Promoters, keep out
A promoter of a company undergoing insolvency process cannot suggest a “scheme of compromise and arrangement” between the company and lenders, the Supreme Court (SC) has said. This is so even if there are no resolution plans submitted.
Arun Kumar Jagatramka, promoter of Gujarat NRE Coke Ltd, was allowed by the National Company Law Tribunal (NCLT) to negotiate a compromise between the company and its lenders after no bids were received for the company even after the mandated 270-day period.
Jindal Steel and Power, one of the unsecured creditors, challenged the tribunal order before the appellate tribunal, which set aside the tribunal’s order, saying that in the absence of bids, the company will go into liquidation. The promoters cannot organise settlement, just in order to keep the company a going concern, it said. The Insolvency and Bankruptcy Code (IBC) clearly prohibits promoters from submitting resolution plans for their companies,
Jagatramka had moved the application under Companies Act, 2013, which permits “compromises or arrangements” between companies and their lenders, notes a report in Livelaw.in. The NCLT had permitted the former promoter to convene meetings between shareholders and creditors stating that IBC’s larger objective is to keep the companies as going concerns.

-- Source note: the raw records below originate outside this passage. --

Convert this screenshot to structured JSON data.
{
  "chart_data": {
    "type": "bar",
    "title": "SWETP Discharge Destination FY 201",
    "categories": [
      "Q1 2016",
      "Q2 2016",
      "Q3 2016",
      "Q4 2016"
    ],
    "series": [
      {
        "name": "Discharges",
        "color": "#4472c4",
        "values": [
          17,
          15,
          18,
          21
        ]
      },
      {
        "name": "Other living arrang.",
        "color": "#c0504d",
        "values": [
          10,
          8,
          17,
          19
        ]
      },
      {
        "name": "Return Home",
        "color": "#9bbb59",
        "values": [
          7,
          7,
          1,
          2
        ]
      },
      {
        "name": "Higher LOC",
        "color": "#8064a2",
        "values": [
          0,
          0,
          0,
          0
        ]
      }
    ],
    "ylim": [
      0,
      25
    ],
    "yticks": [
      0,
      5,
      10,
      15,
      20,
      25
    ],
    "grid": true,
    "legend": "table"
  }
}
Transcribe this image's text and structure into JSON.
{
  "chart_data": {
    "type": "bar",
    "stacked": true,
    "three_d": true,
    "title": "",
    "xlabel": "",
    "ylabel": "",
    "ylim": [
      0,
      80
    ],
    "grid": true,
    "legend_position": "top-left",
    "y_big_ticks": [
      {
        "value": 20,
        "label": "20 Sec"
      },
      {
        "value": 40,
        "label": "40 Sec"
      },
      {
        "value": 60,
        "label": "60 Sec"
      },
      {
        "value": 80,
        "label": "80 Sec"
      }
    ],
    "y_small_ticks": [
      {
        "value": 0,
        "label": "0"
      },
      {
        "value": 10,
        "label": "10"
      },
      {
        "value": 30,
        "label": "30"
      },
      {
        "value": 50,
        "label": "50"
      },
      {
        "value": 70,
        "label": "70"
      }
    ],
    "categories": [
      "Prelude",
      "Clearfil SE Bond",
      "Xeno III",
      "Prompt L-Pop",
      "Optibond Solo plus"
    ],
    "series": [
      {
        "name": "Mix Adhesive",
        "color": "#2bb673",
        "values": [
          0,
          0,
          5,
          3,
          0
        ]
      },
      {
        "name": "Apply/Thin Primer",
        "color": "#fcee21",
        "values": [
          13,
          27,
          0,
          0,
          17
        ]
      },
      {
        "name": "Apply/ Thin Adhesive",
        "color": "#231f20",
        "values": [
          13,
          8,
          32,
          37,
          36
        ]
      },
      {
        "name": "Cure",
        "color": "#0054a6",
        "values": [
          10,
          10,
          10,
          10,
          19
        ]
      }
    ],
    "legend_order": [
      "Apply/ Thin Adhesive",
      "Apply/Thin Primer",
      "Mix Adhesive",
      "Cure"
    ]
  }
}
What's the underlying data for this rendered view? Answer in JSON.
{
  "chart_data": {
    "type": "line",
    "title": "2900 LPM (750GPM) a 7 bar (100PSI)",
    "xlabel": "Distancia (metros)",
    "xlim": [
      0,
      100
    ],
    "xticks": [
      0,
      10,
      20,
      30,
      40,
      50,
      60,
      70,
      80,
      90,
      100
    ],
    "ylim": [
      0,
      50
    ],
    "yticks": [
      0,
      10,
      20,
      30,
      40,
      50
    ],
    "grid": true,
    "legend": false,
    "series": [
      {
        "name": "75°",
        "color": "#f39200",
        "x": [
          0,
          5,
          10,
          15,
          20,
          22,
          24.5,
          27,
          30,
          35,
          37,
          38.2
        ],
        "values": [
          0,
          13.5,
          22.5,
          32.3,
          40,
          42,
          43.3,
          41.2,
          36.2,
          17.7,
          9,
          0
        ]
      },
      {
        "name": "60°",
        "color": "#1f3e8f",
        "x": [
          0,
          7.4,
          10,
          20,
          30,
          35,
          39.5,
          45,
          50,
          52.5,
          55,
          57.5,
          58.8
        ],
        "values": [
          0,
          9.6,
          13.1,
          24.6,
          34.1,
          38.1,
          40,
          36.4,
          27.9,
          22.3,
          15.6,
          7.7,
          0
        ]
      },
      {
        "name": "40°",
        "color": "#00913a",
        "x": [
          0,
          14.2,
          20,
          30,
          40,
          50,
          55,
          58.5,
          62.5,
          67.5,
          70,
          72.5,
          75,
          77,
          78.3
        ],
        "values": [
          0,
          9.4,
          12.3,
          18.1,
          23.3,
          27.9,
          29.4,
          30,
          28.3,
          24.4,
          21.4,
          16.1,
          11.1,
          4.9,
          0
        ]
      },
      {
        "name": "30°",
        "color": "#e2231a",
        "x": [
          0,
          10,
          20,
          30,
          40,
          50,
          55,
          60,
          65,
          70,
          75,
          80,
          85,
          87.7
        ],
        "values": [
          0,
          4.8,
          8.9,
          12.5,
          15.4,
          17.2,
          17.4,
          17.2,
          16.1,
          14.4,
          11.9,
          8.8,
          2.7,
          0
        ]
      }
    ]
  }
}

After the appellate tribunal, on October 14, 2019, set aside the order, Jagatramka moved the apex court seeking restoration of the tribunal order. However, a bench of the SC, comprising Justice DY Chandrachud and Justice MR Shah stressed that the IBC specifically disqualified former promoters from participating in insolvency process. This disqualification extends to the effort to reach common ground under Companies Act, 2013, it said.